Promoting high-quality research and informing policy
through free access to thousands of publications and datasets
Metadata Elements to Include in Your Data Submission
A list of the most important items to include in is presented below.
- Principal investigator name(s), and affiliation(s) at time of data collection
- Funding sources: names of funders, including grant numbers and related acknowledgments.
- Data collector/producer: persons or organizations responsible for data collection, and the date and location of data production.
- Project description: a description of the project, its intellectual goals, and how the data articulate with related datasets.
- Sample and sampling procedures: a description of the target population investigated and the methods used to sample it (assuming the entire population is not studied). The discussion of the sampling procedure should indicate whether standard errors based on simple random sampling are appropriate, or if more complex methods are required.
- Weighting: if weights are required, information on weight variables, how they were constructed, and how they should be used.
- Data source(s): if a dataset draws on resources other than surveys, citations to the original sources or documents from which data were obtained.
- Unit(s) of analysis/observation: a description of who or what is being studied.
- Variables: For each variable, the following information should be provided:
- The exact question wording or the exact meaning of the variable.
- The text of the question integrated into the variable text, if possible.
- Exact meaning of codes: the documentation should show the interpretation of the codes assigned to each variable.
- Missing data codes: codes assigned to represent data that are missing.
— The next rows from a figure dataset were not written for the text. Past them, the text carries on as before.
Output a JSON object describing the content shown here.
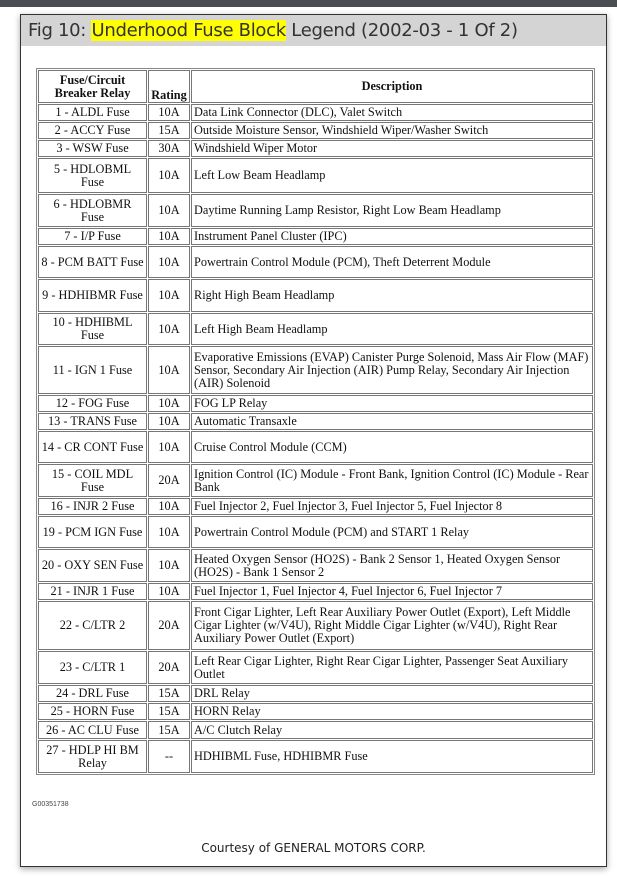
{
  "title": {
    "prefix": "Fig 10: ",
    "highlight": "Underhood Fuse Block",
    "suffix": " Legend (2002-03 - 1 Of 2)"
  },
  "table": {
    "headers": [
      "Fuse/Circuit Breaker Relay",
      "Rating",
      "Description"
    ],
    "rows": [
      [
        "1 - ALDL Fuse",
        "10A",
        "Data Link Connector (DLC), Valet Switch"
      ],
      [
        "2 - ACCY Fuse",
        "15A",
        "Outside Moisture Sensor, Windshield Wiper/Washer Switch"
      ],
      [
        "3 - WSW Fuse",
        "30A",
        "Windshield Wiper Motor"
      ],
      [
        "5 - HDLOBML Fuse",
        "10A",
        "Left Low Beam Headlamp"
      ],
      [
        "6 - HDLOBMR Fuse",
        "10A",
        "Daytime Running Lamp Resistor, Right Low Beam Headlamp"
      ],
      [
        "7 - I/P Fuse",
        "10A",
        "Instrument Panel Cluster (IPC)"
      ],
      [
        "8 - PCM BATT Fuse",
        "10A",
        "Powertrain Control Module (PCM), Theft Deterrent Module"
      ],
      [
        "9 - HDHIBMR Fuse",
        "10A",
        "Right High Beam Headlamp"
      ],
      [
        "10 - HDHIBML Fuse",
        "10A",
        "Left High Beam Headlamp"
      ],
      [
        "11 - IGN 1 Fuse",
        "10A",
        "Evaporative Emissions (EVAP) Canister Purge Solenoid, Mass Air Flow (MAF) Sensor, Secondary Air Injection (AIR) Pump Relay, Secondary Air Injection (AIR) Solenoid"
      ],
      [
        "12 - FOG Fuse",
        "10A",
        "FOG LP Relay"
      ],
      [
        "13 - TRANS Fuse",
        "10A",
        "Automatic Transaxle"
      ],
      [
        "14 - CR CONT Fuse",
        "10A",
        "Cruise Control Module (CCM)"
      ],
      [
        "15 - COIL MDL Fuse",
        "20A",
        "Ignition Control (IC) Module - Front Bank, Ignition Control (IC) Module - Rear Bank"
      ],
      [
        "16 - INJR 2 Fuse",
        "10A",
        "Fuel Injector 2, Fuel Injector 3, Fuel Injector 5, Fuel Injector 8"
      ],
      [
        "19 - PCM IGN Fuse",
        "10A",
        "Powertrain Control Module (PCM) and START 1 Relay"
      ],
      [
        "20 - OXY SEN Fuse",
        "10A",
        "Heated Oxygen Sensor (HO2S) - Bank 2 Sensor 1, Heated Oxygen Sensor (HO2S) - Bank 1 Sensor 2"
      ],
      [
        "21 - INJR 1 Fuse",
        "10A",
        "Fuel Injector 1, Fuel Injector 4, Fuel Injector 6, Fuel Injector 7"
      ],
      [
        "22 - C/LTR 2",
        "20A",
        "Front Cigar Lighter, Left Rear Auxiliary Power Outlet (Export), Left Middle Cigar Lighter (w/V4U), Right Middle Cigar Lighter (w/V4U), Right Rear Auxiliary Power Outlet (Export)"
      ],
      [
        "23 - C/LTR 1",
        "20A",
        "Left Rear Cigar Lighter, Right Rear Cigar Lighter, Passenger Seat Auxiliary Outlet"
      ],
      [
        "24 - DRL Fuse",
        "15A",
        "DRL Relay"
      ],
      [
        "25 - HORN Fuse",
        "15A",
        "HORN Relay"
      ],
      [
        "26 - AC CLU Fuse",
        "15A",
        "A/C Clutch Relay"
      ],
      [
        "27 - HDLP HI BM Relay",
        "--",
        "HDHIBML Fuse, HDHIBMR Fuse"
      ]
    ]
  },
  "figure_code": "G00351738",
  "courtesy": "Courtesy of GENERAL MOTORS CORP."
}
Different types of missing data should have distinct codes.
- Unweighted frequency distribution or summary statistics: these distributions should show both valid and missing cases.
- Imputation and editing information: documentation should identify data that have been estimated or extensively edited.
- Details on constructed and weight variables: datasets often include variables constructed using other variables. Detailed information on the construction of weights should also be provided.
- Variable groupings: particularly for large datasets, it is useful to categorize variables into conceptual groupings.
- Related publications: citations to publications based on the data, by the principal investigators or others.
- Technical information on files: information on file formats, file linking, and similar information.
- Data collection instruments: copies of the original data collection forms and instruments. Other researchers often want to know the context in which a particular question was asked, and it is helpful to see the survey instrument as a whole. Copyrighted survey questions should be acknowledged with a citation so that users may access and give credit to the original survey and its author.